The last who are first are those who are surprised, consumed, by the Master’s love and generosity.  They do not see what others do or don’t receive; they do not attend to what others have done or should do or might get: this is the attitude of the workers of the eleventh hour.  And I think that this attitude of the eleventh-hour workers is the attitude Jesus invites all His workers to embrace, regardless of how long they have been in the vineyard.  

St. Paul never stopped viewing himself as the least of the Apostles, as the chief of sinners.  The Apostle to the Gentiles had the attitude of an eleventh-hour laborer.  Regardless of our position in the Church or the number of years we have been laboring in the vineyard of Christ, it is, I think, possible to nurture the mindset, the attitude, of the last who will be first, of the eleventh-hour worker.  

May God help us to have the attitude of eleventh-hour workers even if we have “borne the burden and heat of the day.”  For this is our joy, to bear somewhat the burden and heat of the day, to get to be with the Master and share in His sufferings.  That God would include me, that God would invite me to share in what He is doing, this must always surprise and consume me, because as far as I am concerned, there is no greater love, no greater condescension, no greater miracle.

3 comments:

  1. "That God would include me, that God would invite me to share in what He is doing, this must always surprise and consume me, because as far as I am concerned, there is no greater love, no greater condescension, no greater miracle."

    Amen, Father!

  2. Isn't it somewhat problematic, though, to speak of this as a parable about "generosity", when the day labourers are paid only a denarius? Various scholars have pointed out that a denarius wasn't worth all that much and that it might not have even been enough for a poor man to feed his family for a day, or that the Greek word sometimes translated "generous" is more accurately translated "good", which would point to the fact that the landowner (who isn't really a "master", since he only hires these people for the day) was simply following the Torah in paying each labourer his wages at the end of the day. Plus, the landowner kind of insults the later day labourers by asking them why they're hanging around doing nothing — this, despite the fact that there is so little work to go around, and despite the fact that the landowner himself declined to hire them on his earlier visits.

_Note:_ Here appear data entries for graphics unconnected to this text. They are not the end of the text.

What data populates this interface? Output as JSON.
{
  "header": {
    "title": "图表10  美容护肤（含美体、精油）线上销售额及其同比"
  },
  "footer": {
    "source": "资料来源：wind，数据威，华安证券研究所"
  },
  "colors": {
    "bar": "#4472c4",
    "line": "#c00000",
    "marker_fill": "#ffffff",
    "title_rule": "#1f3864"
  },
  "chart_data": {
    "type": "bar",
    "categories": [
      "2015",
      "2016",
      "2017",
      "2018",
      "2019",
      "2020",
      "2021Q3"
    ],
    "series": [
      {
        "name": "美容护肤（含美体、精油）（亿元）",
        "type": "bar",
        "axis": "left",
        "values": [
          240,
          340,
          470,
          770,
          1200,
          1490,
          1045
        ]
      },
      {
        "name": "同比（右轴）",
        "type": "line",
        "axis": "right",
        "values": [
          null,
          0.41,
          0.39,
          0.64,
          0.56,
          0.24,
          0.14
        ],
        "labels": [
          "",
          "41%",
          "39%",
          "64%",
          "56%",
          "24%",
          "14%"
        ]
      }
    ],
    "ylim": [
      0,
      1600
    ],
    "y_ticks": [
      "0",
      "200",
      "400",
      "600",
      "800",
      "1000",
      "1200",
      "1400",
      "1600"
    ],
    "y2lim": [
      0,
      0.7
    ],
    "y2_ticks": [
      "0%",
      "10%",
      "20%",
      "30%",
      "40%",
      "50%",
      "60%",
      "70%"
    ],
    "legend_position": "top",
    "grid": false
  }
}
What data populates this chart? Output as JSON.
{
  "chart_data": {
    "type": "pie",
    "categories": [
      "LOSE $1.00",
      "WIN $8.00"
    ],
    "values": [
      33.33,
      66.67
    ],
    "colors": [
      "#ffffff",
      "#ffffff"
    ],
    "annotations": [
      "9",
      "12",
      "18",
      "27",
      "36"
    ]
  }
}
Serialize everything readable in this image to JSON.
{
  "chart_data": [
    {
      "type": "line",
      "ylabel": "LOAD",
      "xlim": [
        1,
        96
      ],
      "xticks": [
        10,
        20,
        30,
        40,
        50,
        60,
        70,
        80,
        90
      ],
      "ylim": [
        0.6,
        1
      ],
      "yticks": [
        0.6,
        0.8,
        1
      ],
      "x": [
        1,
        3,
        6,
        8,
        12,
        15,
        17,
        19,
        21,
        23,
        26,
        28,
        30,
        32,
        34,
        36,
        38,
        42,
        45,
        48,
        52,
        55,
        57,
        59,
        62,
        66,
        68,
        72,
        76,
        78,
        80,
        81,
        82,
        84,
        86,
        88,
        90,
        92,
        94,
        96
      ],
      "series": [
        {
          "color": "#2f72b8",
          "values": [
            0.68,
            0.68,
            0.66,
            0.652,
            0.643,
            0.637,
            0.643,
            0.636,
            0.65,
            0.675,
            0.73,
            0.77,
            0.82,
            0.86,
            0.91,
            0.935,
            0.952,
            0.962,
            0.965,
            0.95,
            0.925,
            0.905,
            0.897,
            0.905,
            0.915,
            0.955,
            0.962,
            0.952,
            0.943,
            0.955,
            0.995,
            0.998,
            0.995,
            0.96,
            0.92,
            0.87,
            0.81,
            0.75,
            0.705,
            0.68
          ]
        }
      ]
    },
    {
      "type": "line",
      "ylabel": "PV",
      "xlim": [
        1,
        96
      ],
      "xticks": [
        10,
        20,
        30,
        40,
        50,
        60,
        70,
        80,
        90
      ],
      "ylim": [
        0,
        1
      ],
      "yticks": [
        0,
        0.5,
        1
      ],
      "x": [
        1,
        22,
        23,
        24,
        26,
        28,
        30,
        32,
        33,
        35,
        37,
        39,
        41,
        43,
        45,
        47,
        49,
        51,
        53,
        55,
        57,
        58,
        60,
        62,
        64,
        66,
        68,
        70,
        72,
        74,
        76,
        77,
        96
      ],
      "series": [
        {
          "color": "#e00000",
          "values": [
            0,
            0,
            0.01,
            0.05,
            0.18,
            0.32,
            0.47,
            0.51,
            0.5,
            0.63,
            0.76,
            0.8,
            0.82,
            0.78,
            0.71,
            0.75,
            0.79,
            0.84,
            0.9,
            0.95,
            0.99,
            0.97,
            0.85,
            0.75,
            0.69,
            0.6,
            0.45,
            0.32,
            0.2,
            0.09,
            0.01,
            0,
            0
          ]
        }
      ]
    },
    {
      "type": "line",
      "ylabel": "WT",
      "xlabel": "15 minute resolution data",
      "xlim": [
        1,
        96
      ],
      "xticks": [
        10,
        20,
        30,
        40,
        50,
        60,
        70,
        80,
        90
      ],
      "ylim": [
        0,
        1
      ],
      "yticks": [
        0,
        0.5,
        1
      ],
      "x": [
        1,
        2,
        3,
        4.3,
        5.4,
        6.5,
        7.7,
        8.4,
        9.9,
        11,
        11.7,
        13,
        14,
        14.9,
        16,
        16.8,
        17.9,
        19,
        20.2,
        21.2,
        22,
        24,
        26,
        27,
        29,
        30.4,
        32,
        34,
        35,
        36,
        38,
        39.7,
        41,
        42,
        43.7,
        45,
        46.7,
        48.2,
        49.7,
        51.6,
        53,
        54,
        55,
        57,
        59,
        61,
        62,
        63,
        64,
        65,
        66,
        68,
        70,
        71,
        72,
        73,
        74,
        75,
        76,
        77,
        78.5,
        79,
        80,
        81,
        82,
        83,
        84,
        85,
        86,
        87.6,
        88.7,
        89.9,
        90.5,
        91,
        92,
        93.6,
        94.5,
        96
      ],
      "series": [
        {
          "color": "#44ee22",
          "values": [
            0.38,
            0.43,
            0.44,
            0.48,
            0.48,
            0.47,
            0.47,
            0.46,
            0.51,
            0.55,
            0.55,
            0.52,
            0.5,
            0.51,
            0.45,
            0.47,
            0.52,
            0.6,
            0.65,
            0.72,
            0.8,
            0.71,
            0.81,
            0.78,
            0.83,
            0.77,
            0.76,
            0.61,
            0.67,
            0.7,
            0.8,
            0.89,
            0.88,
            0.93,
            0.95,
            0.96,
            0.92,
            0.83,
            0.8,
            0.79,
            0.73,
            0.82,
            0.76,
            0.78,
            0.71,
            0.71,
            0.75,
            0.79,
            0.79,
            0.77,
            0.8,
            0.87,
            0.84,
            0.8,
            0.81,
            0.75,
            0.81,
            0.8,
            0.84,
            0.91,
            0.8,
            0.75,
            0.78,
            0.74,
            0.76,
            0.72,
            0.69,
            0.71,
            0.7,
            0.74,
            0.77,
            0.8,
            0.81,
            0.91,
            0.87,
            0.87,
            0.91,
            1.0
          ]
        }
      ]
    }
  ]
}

    It may indeed be possible to draw lessons from the parable that hinge on the idea that the landowner is a stand-in for God, but to speak of the landowner's "love" and "generosity" goes far beyond the text, I think. Sometimes, as with the story of the "unjust judge", Jesus makes a comparison of some sort between the actions of God and the actions of an unlikeable human figure — and there may indeed be something like that going on here, or in the parable of the talents/minas, etc. But I think we risk losing the point of such parables when we make the human figures likeable.

  3. Dear Peter, perhaps you are right, and I am being a little too Alexandrian in my spiritualizing of the text. But I have to say that the land owner does have a few things going for him. He does pay the last workers a whole day's wage–whether that is unionized wage or not, I do not know. And wether he was generous or merely (?) good seems to me to be the same difference. And whether or not there was enough work to go around seems to me to be a bit of conjecture on your part (which I fully grant, being a chronic conjecturer myself). But If the workers had been hanging out all day (because there wasn't enough work) and not hired by the landowner (knowing they were there), and yet at the end of the day he comes back and hires them, that seems to me to speak pretty highly of the land owner.
    Nonetheless, I take your point that I am evoking interpretive licence here. Good comment.